The Air Force Court of Criminal Appeals has issued a decision in United States v. Harris, __ M.J. ___, No. 2008-03  (A. F. Ct. Crim. App. 2009).

IP:  This was a government appeal under Article 62, UCMJ.

Background:  The accused had been prosecuted for use of cocaine.  At trial he testified to an innocent ingestion defense and a friend testified to support his claim.  He was found not guilty.  The accused tested positive again for cocaine shortly after trial.  OSI investigated and the accused's friend dimed him out.  Thus the accused is now being prosecuted for obstruction of justice and perjury which resulted in his acquittal.  The military judge dismissed the charge based on R.C.M. 905(g), the res judicata and collatoral estoppel rule.  Intuitively it would seem right that a person who lied to get acquitted in his trial could be prosecuted later if the lie was exposed and could be proven.  However, it's not that simple.  What ifthe lie wasn't the reason for the acquittal?  What if the members found the accused not guilty because of a serious flaw in the urinalysis collection process?

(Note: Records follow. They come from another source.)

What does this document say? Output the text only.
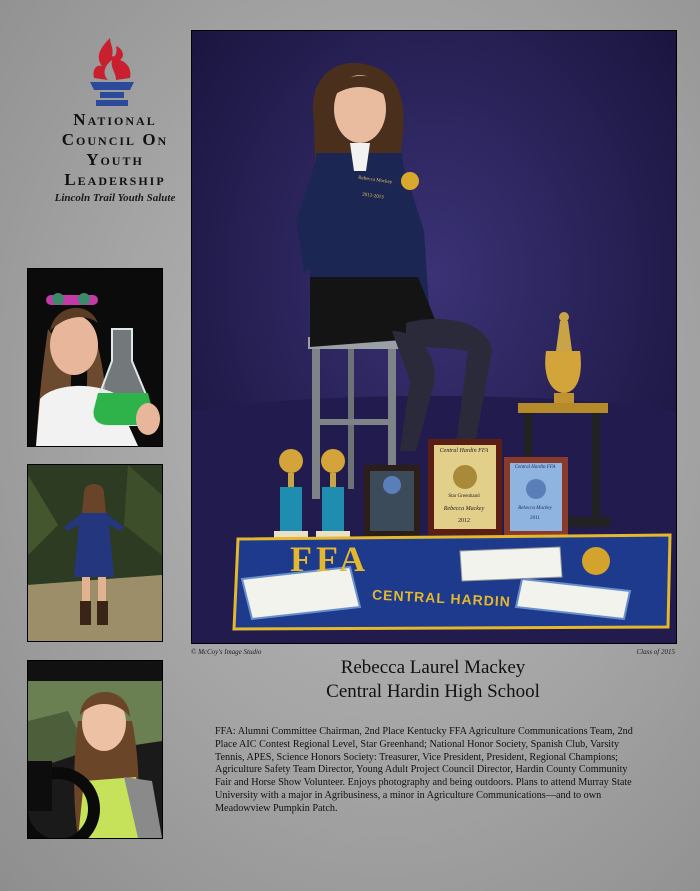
National
Council On
Youth
Leadership
Lincoln Trail Youth Salute
Rebecca Mackey
2012-2013
Central Hardin FFA
Star Greenhand
Rebecca Mackey
2012
Central Hardin FFA
Rebecca Mackey
2011
FFA
CENTRAL HARDIN
© McCoy's Image Studio	Class of 2015

Rebecca Laurel Mackey

Central Hardin High School

FFA: Alumni Committee Chairman, 2nd Place Kentucky FFA Agriculture Communications Team, 2nd Place AIC Contest Regional Level, Star Greenhand; National Honor Society, Spanish Club, Varsity Tennis, APES, Science Honors Society: Treasurer, Vice President, President, Regional Champions; Agriculture Safety Team Director, Young Adult Project Council Director, Hardin County Community Fair and Horse Show Volunteer. Enjoys photography and being outdoors. Plans to attend Murray State University with a major in Agribusiness, a minor in Agriculture Communications—and to own Meadowview Pumpkin Patch.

Decision:  The decision of the military judge is reversed, prosecution may proceed.  The court specifically noted the concern that a prosecution for perjury could ensue any time an accused testified and then was acquitted.  But the court pooh-poohed the idea.  Their view is that convening authorities have better sense to refer charges in all those cases.  Rather, the court found here that there was specific credible independent evidence, so the accused was not subjected to prosecutorial vindictiveness.

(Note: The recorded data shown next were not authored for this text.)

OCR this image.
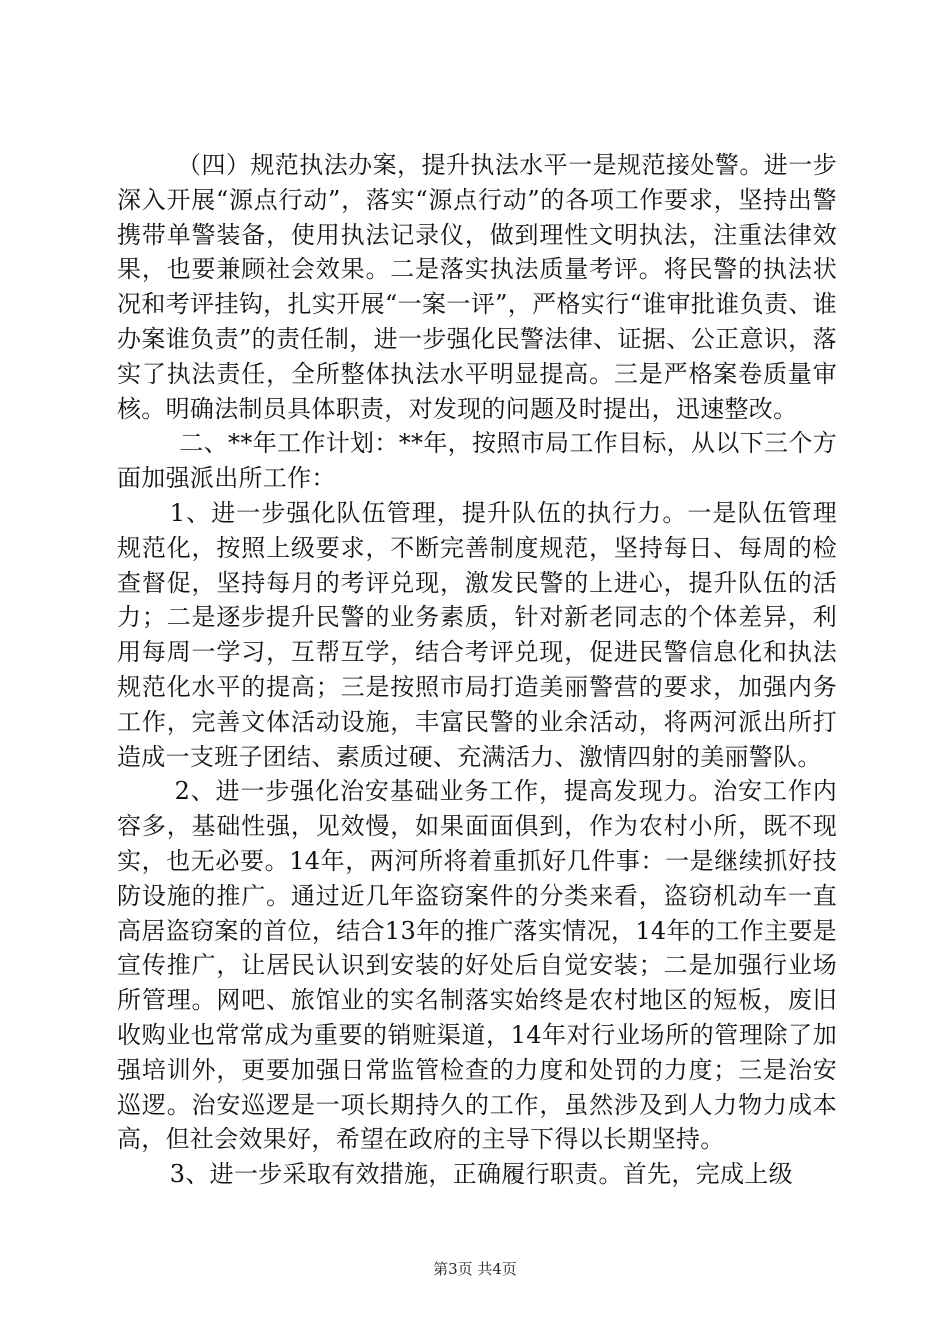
（四）规范执法办案，提升执法水平一是规范接处警。进一步深入开展“源点行动”，落实“源点行动”的各项工作要求，坚持出警携带单警装备，使用执法记录仪，做到理性文明执法，注重法律效果，也要兼顾社会效果。二是落实执法质量考评。将民警的执法状况和考评挂钩，扎实开展“一案一评”，严格实行“谁审批谁负责、谁办案谁负责”的责任制，进一步强化民警法律、证据、公正意识，落实了执法责任，全所整体执法水平明显提高。三是严格案卷质量审核。明确法制员具体职责，对发现的问题及时提出，迅速整改。

二、**年工作计划：**年，按照市局工作目标，从以下三个方面加强派出所工作：

1、进一步强化队伍管理，提升队伍的执行力。一是队伍管理规范化，按照上级要求，不断完善制度规范，坚持每日、每周的检查督促，坚持每月的考评兑现，激发民警的上进心，提升队伍的活力；二是逐步提升民警的业务素质，针对新老同志的个体差异，利用每周一学习，互帮互学，结合考评兑现，促进民警信息化和执法规范化水平的提高；三是按照市局打造美丽警营的要求，加强内务工作，完善文体活动设施，丰富民警的业余活动，将两河派出所打造成一支班子团结、素质过硬、充满活力、激情四射的美丽警队。

2、进一步强化治安基础业务工作，提高发现力。治安工作内容多，基础性强，见效慢，如果面面俱到，作为农村小所，既不现实，也无必要。14年，两河所将着重抓好几件事：一是继续抓好技防设施的推广。通过近几年盗窃案件的分类来看，盗窃机动车一直高居盗窃案的首位，结合13年的推广落实情况，14年的工作主要是宣传推广，让居民认识到安装的好处后自觉安装；二是加强行业场所管理。网吧、旅馆业的实名制落实始终是农村地区的短板，废旧收购业也常常成为重要的销赃渠道，14年对行业场所的管理除了加强培训外，更要加强日常监管检查的力度和处罚的力度；三是治安巡逻。治安巡逻是一项长期持久的工作，虽然涉及到人力物力成本高，但社会效果好，希望在政府的主导下得以长期坚持。

3、进一步采取有效措施，正确履行职责。首先，完成上级

第3页 共4页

An appellate practice note:  For an additional interesting issue in this case go to CAAFLog for a discussion about whether or not the court had jurisdiction to decide the case the way it did.  Essentially Article 62, UCMJ, gives the prosecution a narrow right of appeal.  In this case it appears that at some point the appellate government abandoned or did not advance the very argument that A.F.C.C.A. found for the prosecution on.  So, could the court do that.  As CAAFLog says, "Perhaps we will soon see a CAAF opinion answering that interesting question."